Il nuovo perché: abilitare la fiducia in un mondo digitale
Abilitare la fiducia – non sradicare le minacce. Abilitare il benessere digitale – non sradicare la malattia digitale. Questo è il nuovo perché collettivo che vogliamo proporre alla sicurezza informatica.
Dal punto di vista del “cosa” in futuro dovremo prestare tutti più attenzione al “Digital Risk Management” per consentire alle organizzazioni di tracciare un passaggio sicuro verso il proprio futuro digitale gestendo i rischi lungo il percorso perché il rischio è ciò che consente l’innovazione ed evitare i rischi significa evitare i progressi, per questo è necessario saperli gestire.
La nostra missione può sembrare impossibile ma è più che mai necessaria e affrontabile se si collabora per trovare insieme nuovi modi di uscire da una logica tradizionale a silos che ci ha imprigionato per anni. I team dedicati all’IT, alla sicurezza, al rischio e al business devono lavorare tutti insieme per domare il rischio digitale, ognuno deve fare la propria parte.
Se pensiamo al ruolo dell’IT, non si tratta solo di costruire soluzioni tecnologiche per alimentare il percorso verso il futuro digitale. L’IT è responsabile della riduzione della superficie di attacco progettando la sicurezza come parte intrinseca dello stack e del processo di sviluppo.
La sicurezza deve potersi spostare a sinistra e a destra nel mondo dei SecDevOps e i team della security devono considerare il contesto aziendale per valutare l’orientamento al rischio, perché il loro compito non consiste solo nel bloccare le violazioni ma anche nel minimizzare l’impatto sul business. Il team che si occupa del rischio deve muoversi alla stessa velocità del business digitale e saper comunicare il rischio cyber e digitale agli stakeholder aziendali.
Infine, il ruolo del business è definire l’agenda digitale e comunicarla efficacemente ai team IT, Sicurezza e Rischio per aiutarli a stabilire le priorità. Si tratta quindi di uno sport di squadra dove IT e Business collaborano per abilitare la trasformazione digitale, mentre sicurezza e rischio convergono per abilitare la fiducia.
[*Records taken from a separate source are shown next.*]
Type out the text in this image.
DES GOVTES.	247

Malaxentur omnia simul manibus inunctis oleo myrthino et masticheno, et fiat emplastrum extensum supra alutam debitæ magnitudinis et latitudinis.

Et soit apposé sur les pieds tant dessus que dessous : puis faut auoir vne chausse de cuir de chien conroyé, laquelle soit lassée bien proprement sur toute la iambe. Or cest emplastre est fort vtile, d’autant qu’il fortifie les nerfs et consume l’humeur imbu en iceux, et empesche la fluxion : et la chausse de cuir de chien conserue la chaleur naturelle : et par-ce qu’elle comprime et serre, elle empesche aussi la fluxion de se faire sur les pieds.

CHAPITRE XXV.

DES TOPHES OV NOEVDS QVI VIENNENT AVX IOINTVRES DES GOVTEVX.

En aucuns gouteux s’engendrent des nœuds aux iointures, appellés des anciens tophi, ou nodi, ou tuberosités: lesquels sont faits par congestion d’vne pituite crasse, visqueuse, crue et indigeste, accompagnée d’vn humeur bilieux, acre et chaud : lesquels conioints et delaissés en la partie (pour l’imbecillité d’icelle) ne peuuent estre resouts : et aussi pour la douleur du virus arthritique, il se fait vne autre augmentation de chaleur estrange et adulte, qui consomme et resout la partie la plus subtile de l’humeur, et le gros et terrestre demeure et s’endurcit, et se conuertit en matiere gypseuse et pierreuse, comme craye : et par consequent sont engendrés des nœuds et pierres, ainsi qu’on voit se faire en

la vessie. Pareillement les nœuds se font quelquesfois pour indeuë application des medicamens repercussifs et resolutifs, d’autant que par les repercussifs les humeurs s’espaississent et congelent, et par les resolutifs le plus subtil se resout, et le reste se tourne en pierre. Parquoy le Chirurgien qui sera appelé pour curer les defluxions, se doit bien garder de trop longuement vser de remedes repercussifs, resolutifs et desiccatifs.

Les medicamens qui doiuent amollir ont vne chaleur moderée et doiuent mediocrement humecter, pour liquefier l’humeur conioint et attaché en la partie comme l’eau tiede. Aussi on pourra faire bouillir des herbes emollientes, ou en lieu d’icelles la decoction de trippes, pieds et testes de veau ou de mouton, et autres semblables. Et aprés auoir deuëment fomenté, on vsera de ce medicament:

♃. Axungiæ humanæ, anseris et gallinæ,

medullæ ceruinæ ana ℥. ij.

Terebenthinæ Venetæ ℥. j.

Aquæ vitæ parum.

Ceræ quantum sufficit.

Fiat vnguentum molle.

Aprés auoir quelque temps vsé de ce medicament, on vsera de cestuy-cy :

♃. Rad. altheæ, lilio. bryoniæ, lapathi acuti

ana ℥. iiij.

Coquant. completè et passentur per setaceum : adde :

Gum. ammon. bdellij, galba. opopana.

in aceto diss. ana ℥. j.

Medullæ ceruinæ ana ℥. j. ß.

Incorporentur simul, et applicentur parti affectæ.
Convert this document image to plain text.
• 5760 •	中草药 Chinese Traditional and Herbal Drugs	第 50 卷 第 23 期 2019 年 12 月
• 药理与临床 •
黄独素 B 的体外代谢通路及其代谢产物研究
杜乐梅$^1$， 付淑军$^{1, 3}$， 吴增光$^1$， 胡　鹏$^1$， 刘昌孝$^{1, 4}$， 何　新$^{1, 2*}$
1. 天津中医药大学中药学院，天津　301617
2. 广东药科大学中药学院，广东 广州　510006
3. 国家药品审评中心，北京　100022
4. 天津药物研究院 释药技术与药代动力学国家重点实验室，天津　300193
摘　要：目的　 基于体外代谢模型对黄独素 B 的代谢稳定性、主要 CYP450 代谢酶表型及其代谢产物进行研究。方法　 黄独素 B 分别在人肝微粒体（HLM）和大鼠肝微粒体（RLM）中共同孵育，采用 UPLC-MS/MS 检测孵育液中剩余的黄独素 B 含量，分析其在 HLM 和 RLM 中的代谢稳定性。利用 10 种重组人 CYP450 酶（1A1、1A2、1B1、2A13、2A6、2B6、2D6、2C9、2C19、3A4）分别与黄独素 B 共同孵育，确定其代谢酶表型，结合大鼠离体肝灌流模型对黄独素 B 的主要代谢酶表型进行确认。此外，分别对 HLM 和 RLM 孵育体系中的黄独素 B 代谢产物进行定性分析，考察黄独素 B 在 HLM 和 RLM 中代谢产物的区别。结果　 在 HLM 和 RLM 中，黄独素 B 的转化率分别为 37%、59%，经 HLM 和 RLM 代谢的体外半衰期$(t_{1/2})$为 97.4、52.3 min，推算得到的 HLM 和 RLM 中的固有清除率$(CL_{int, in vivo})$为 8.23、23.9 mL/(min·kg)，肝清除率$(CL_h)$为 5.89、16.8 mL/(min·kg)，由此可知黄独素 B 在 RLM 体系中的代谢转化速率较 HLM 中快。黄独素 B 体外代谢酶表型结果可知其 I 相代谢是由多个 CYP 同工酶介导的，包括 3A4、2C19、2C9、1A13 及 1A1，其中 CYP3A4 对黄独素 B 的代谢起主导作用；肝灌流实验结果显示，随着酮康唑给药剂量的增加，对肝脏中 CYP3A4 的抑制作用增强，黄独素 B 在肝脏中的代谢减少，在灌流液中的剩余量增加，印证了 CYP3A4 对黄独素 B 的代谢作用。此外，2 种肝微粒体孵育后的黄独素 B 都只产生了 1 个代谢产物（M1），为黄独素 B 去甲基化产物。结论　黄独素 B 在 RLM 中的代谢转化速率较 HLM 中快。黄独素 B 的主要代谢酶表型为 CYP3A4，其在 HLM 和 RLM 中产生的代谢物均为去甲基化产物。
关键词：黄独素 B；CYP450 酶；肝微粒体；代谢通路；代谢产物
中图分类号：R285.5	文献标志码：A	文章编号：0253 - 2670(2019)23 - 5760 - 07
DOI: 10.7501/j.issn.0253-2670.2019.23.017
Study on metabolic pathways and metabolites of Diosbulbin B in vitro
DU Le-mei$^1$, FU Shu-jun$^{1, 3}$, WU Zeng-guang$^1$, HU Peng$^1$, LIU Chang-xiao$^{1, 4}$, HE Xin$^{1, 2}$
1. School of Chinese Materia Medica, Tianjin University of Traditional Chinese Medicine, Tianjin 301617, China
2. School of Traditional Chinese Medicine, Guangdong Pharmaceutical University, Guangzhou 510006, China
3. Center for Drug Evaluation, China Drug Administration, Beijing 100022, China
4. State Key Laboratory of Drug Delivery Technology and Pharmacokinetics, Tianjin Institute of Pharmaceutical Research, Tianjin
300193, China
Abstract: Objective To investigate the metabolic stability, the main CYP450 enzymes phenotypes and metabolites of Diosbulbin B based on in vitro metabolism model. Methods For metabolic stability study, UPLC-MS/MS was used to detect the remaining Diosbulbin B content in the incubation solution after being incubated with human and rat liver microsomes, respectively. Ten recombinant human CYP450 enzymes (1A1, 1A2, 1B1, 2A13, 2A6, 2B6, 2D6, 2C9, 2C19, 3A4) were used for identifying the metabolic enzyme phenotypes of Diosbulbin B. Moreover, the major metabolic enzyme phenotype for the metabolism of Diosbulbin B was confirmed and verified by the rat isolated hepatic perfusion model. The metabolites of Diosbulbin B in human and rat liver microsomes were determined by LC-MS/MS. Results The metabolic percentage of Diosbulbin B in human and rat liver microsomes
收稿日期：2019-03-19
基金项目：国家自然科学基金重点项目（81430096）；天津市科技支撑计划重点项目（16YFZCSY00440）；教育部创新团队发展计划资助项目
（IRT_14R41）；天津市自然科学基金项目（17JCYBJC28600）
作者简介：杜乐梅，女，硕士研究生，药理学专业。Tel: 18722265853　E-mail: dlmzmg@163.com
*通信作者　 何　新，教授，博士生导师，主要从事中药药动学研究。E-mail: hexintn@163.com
Uno scenario abilitato alla fiducia è un mondo fantastico in cui il potere dell’innovazione si sprigiona, permettendoci di muoverci alla velocità del pensiero e generando guadagni incredibili dal punto di vista economico e umano. Un mondo abilitato alla fiducia è davvero sorprendente e rappresenta il motivo ultimo per cui operiamo, il perché, la nostra aspirazione.